O esgarçamento das bandeiras resulta diretamente da extensão das
coalizões tucanas, para além do útil e do desejável. Para dar conta
desse esgarçamento basta deixar uma pergunta no ar: quem sabe quais as
posições da oposição tucana sobre a matriz energética brasileira desde o
ministério Dilma Rousseff; sobre o atual modelo de crescimento; sobre a
missão do Banco Central, sua tolerância com a inflação e o gasto
público; sobre o desmantelamento da Petrobrás e a paralisia da política
de exploração do pré-sal; sobre a política federal para enfrentar as
mudanças climáticas; sobre o nacionalismo comercial e cambial; sobre o
"controle social" da liberdade de imprensa?
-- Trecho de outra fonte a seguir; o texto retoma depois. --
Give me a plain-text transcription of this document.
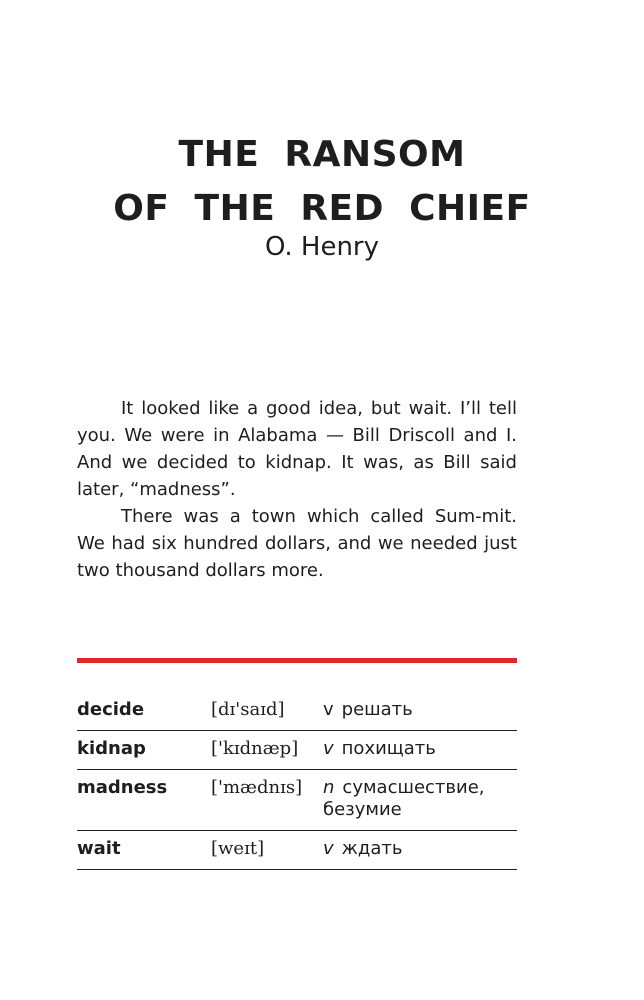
THE RANSOM
OF THE RED CHIEF
O. Henry

It looked like a good idea, but wait. I’ll tell you. We were in Alabama — Bill Driscoll and I. And we decided to kidnap. It was, as Bill said later, “madness”.

There was a town which called Sum-mit. We had six hundred dollars, and we needed just two thousand dollars more.

decide	[dɪ'saɪd]	v решать
kidnap	['kɪdnæp]	v похищать
madness	['mædnɪs]	n сумасшествие, безумие
wait	[weɪt]	v ждать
Vivemos uma década de despolitização graças à capacidade do
ex-presidente Lula para manipular corações e mentes. Os partidos, as
ideias, os anseios de parte significativa do eleitorado foram ofuscados
pelo culto à personalidade e pelo maniqueísmo do "nós contra eles".
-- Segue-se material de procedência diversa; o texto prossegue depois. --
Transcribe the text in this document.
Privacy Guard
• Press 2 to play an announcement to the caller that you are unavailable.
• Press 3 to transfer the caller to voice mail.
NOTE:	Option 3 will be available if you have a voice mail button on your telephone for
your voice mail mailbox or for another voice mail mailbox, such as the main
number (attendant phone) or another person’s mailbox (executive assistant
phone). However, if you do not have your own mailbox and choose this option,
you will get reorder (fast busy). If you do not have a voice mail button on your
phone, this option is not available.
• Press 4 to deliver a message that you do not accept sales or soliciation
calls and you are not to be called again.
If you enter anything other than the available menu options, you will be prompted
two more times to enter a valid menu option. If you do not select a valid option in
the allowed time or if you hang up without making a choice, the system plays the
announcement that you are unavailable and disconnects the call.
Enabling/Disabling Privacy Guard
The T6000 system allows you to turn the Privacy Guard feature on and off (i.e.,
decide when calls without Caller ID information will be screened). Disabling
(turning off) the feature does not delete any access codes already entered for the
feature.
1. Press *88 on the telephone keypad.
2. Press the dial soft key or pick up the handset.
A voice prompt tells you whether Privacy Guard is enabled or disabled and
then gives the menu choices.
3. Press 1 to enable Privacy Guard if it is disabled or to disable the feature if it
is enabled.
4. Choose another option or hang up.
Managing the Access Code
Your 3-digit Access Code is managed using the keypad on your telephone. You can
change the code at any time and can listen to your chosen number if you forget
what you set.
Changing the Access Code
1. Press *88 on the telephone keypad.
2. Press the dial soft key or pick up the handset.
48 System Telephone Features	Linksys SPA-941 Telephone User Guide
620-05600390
Em artigo publicado em Opinião Pública (vol. 13, n.º 2, 2007),
Elizabeth Balbachevsky e Denilde Holzhacker mostraram que o eleitor de
Lula em 2006 diferiu significativamente do seu eleitor em 2002. Naquela
eleição o voto em Lula não foi determinado, como nas eleições
anteriores, pela identidade do eleitor com o PT nem por sua inclinação
ideológica. Variáveis demográficas, como o nível de renda e de
escolaridade, foram mais importantes na propensão para votar em Lula.
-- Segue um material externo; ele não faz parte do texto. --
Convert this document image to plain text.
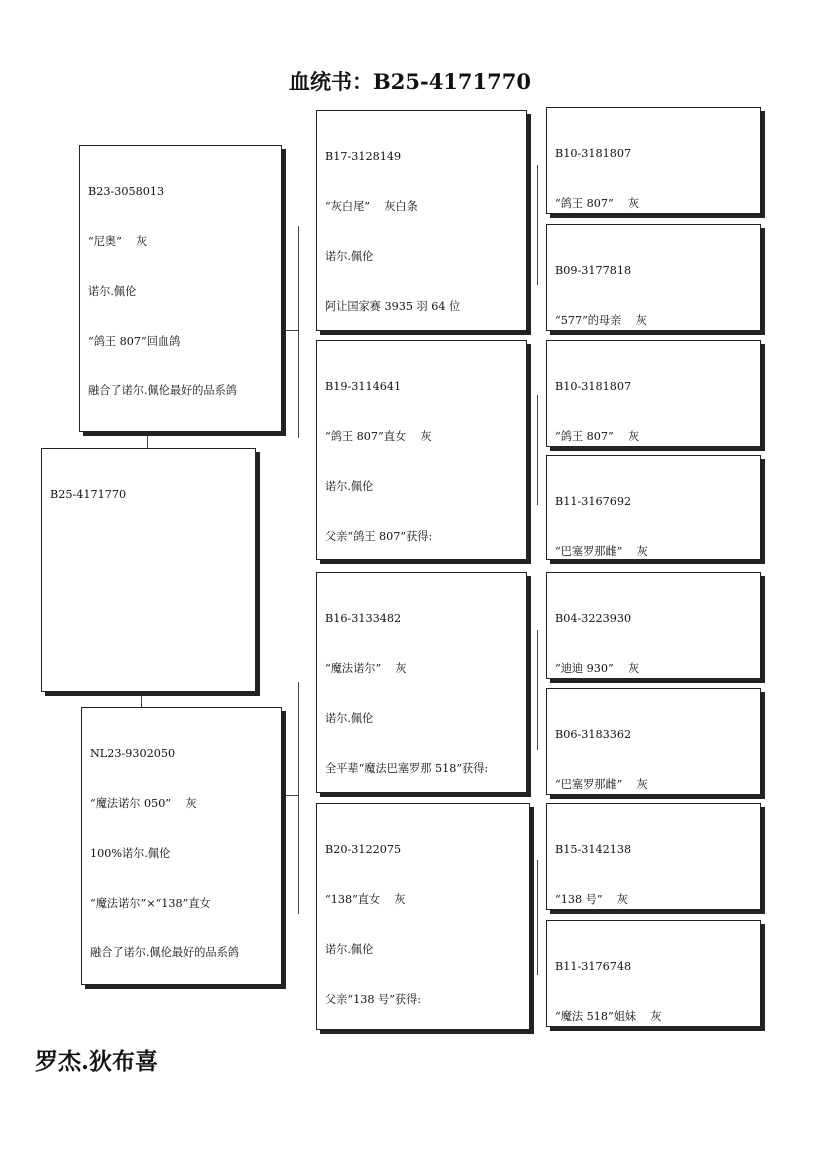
血统书：B25-4171770

B23-3058013

“尼奥”    灰

诺尔.佩伦

“鸽王 807”回血鸽

融合了诺尔.佩伦最好的品系鸽

B25-4171770

NL23-9302050

“魔法诺尔 050”    灰

100%诺尔.佩伦

“魔法诺尔”×“138”直女

融合了诺尔.佩伦最好的品系鸽

B17-3128149

“灰白尾”    灰白条

诺尔.佩伦

阿让国家赛 3935 羽 64 位

B19-3114641

“鸽王 807”直女    灰

诺尔.佩伦

父亲“鸽王 807”获得:

B16-3133482

“魔法诺尔”    灰

诺尔.佩伦

全平辈“魔法巴塞罗那 518”获得:

B20-3122075

“138”直女    灰

诺尔.佩伦

父亲“138 号”获得:

B10-3181807

“鸽王 807”    灰

B09-3177818

“577”的母亲    灰

B10-3181807

“鸽王 807”    灰

B11-3167692

“巴塞罗那雌”    灰

B04-3223930

“迪迪 930”    灰

B06-3183362

“巴塞罗那雌”    灰

B15-3142138

“138 号”    灰

B11-3176748

“魔法 518”姐妹    灰

罗杰.狄布喜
Uma controvérsia foi criada sobre a emergência de uma nova realidade
social e política, o "lulismo", capaz de alterar definitivamente a
matriz do sistema partidário nacional.
As últimas eleições municipais, entretanto, evidenciam a perda de
fôlego do personalismo. Lula considerou questão de honra bater seus
adversários em dúzia e meia de cidades. Venceu em pouco mais de meia
dúzia. É visível, ademais, um realinhamento do voto nacional, com as
administrações municipais concentradas novamente em três grandes
partidos, um ao centro (PSDB), outro à direita (PMDB) e outro à esquerda
(PT). Com isso os tucanos precisam tomar algum rumo, pois há dois
partidos emergentes prontos para ocupar o seu lugar ao centro (PSB) e à
direita (PSD).
* PROFESSOR TITULAR DA
USP, É PESQUISADOR SÊNIOR DO CENTRO DE ESTUDOS AVANÇADOS DA UNICAMP;
PROFESSORA ASSOCIADA DO DEPARTAMENTO DE CIÊNCIA POLÍTICA DA USP, É
VICE-COORDENADORA DO NUPPS/USP E MEMBRO DO CENTRO DE ESTUDOS AVANÇADOS
DA UNICAMP
Publicado em O Estado de S.Paulo, em 26/11/2012.